Люси Лэйн красноречиво посмотрела на Уайклиффа, словно вопрошая: «И долго мы еще будем с ним возиться?»
Конечно, с точки зрения здравого смысла, ее беспокойство было вполне оправданным, но Уайклифф имел, помимо правил следствия, еще и другие цели в этом разговоре. Затаив дыхание, Уайклифф спросил:
— А почему вы напали на Майкла Джордана?
Юноша затрясся так, словно из последних сил пытался удержать себя в руках, но ему все-таки удалось выговорить спокойно:
— Я не хотел причинять ему вреда…
— Но тогда почему?
Снова раскачивание — вперед-назад… Потом, чуть успокоившись, Джильс весьма трезвым голосом ответил:
— Я им загадал загадку, которую никто из них не смог бы разгадать… Я хотел посмотреть, что они станут делать. Как станут мучиться. А им следовало пострадать и заплатить за все…
— И викарию тоже?
— Он увидел меня на церковном дворе с сапожками той женщины… Я и не знал, он мне сам об этом рассказал. Он еще добавил, что я должен во всем признаться и вообще пойти в полицию… — ногтями Джильс прямо полосовал себе бедра и, вероятно, испытывал сильную боль. — Он мне угрожал. Посмел угрожать. Ему не стоило этого делать…
Долгую паузу, последовавшую за этим, прервал телефонный звонок, от которого все трое подскочили на месте. Люси поднялась и подошла к телефону. Разговор был кратким, и она почти сразу же вернулась в комнату.
— Это звонил мистер Кэри. Он говорит, что ждет вашу маму с раннего утра, а ее все нет.
Некоторое время казалось, что мальчик не слышал этого, а потом, словно очнувшись, он ровным голосом сказал:
— Она там, наверху…
Уайклифф сделал Люси знак оставаться, а сам ринулся вверх по лестнице.
Дверь в спальню Винтеров стояла нараспашку. Гардины на маленьком окне были задернуты, но света было достаточно, чтобы разглядеть темную фигуру женщины, лежащую на постели. Вблизи слышно стало ее неровное, неглубокое дыхание. Уайклифф рывком раздвинул гардины, впуская свет.
Стефания Винтер, в халате поверх ночной рубашки, лежала на кровати по диагонали. Узел волос на ее затылке впитал, судя по всему, немало крови, вытекшей из раны в голове, скрытой волосами.
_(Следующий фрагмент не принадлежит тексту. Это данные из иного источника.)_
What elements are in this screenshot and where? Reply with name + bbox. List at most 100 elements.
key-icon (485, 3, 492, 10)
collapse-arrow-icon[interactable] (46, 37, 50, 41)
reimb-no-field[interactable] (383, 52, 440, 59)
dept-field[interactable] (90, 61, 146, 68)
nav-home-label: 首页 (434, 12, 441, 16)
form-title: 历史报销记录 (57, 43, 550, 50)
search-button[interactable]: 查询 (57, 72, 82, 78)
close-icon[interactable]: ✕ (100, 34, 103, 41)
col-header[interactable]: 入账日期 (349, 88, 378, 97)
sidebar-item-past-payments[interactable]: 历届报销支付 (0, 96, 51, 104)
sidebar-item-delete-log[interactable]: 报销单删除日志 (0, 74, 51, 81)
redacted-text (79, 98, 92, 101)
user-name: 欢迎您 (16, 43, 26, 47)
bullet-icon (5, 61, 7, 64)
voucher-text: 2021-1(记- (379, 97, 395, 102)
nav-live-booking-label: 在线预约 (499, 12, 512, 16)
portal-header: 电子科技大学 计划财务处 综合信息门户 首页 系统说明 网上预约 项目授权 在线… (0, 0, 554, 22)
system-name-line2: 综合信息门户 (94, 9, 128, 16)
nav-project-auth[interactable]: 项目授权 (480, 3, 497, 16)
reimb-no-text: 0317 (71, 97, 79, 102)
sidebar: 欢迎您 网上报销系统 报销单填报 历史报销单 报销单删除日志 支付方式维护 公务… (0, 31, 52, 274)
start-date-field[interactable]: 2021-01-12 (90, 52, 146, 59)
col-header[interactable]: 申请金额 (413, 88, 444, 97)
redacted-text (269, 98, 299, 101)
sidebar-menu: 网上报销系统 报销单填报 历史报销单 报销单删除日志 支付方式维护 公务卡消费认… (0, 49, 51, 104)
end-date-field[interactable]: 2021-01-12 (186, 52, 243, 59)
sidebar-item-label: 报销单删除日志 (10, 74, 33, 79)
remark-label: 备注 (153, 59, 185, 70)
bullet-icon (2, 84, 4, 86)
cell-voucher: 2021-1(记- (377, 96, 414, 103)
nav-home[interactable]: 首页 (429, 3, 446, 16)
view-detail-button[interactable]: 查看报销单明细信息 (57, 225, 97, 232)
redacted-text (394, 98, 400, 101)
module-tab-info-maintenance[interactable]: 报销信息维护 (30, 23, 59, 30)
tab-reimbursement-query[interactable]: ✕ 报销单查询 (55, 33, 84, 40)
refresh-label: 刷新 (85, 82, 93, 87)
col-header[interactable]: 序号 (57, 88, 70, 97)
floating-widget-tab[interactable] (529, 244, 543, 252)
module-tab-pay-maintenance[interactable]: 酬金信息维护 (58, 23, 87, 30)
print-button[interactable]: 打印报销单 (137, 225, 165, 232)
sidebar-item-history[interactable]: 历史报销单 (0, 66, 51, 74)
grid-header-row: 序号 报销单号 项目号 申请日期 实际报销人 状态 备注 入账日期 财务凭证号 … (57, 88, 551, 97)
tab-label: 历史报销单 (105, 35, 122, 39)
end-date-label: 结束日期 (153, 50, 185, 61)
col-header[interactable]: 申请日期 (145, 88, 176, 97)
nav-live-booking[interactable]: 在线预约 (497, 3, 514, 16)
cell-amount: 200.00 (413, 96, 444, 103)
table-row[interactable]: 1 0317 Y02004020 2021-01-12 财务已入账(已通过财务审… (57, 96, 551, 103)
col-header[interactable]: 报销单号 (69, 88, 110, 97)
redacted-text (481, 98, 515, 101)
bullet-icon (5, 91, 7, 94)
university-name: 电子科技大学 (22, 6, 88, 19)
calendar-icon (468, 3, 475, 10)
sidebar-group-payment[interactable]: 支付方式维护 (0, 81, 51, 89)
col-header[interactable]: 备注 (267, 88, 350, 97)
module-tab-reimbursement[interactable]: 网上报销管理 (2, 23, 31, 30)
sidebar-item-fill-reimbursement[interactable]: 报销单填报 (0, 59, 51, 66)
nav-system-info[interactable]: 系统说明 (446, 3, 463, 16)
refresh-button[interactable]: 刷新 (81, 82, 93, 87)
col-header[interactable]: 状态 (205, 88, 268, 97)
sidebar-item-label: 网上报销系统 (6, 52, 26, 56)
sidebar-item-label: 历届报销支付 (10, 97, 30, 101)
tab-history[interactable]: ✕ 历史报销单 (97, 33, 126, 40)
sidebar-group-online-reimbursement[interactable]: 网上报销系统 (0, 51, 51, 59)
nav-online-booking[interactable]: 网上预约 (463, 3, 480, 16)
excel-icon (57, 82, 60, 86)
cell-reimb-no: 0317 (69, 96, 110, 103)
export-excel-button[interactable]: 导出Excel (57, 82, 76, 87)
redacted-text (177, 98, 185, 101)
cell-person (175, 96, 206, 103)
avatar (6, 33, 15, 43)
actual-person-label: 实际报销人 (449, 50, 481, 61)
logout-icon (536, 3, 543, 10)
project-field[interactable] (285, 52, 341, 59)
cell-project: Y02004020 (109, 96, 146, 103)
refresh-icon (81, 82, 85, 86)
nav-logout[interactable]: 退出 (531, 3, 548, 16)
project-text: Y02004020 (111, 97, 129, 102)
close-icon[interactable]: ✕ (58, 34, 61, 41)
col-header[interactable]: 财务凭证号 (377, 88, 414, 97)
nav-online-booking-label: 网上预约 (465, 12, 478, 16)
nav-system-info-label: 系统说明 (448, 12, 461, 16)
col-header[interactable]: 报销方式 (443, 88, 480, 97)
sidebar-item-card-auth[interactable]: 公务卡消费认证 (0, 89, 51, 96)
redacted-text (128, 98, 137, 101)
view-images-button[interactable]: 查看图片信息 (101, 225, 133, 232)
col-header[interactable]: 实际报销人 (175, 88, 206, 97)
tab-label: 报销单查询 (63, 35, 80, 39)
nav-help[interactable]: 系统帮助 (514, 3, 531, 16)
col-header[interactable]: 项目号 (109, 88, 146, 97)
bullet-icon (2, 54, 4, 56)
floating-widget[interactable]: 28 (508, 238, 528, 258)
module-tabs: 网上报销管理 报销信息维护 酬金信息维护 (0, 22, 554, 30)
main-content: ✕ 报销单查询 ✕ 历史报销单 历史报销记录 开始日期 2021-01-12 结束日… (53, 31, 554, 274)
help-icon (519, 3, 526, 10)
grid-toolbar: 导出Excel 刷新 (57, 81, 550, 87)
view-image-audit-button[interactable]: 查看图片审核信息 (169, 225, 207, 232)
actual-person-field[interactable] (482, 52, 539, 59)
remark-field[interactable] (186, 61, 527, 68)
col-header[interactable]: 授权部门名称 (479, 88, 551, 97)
Она приоткрыла глаза, но, видимо, не узнала следователя. Она коротко застонала и снова закрыла глаза.
Уайклифф выбежал на площадку.
— Люси, немедленно вызывай «скорую помощь»! У нее разбита голова, но она еще может прийти в сознание!
Вернувшись в спальню, он увидел валявшуюся на полу старомодную настольную лампу, которая, как он помнил, стояла раньше на тумбочке у кровати. Рядом лежали и раздавленные очки Джильса.
Уайклифф обернулся и увидел в дверном проеме Джильса.
— Она… Она жива? Я не мог заснуть ночью, и когда уже начало светать, я пришел к ней поговорить. Мы сидели тут на кровати, и я ей рассказал… — похоже, ему было трудно выговаривать слова, они застревали у него в груди. — Она стала меня уговаривать, чтобы я… Сказала, что мы пойдем вместе… Я не мог поверить! Я так на нее надеялся, а она?! Я разозлился, схватил лампу, и мои очки упали на пол…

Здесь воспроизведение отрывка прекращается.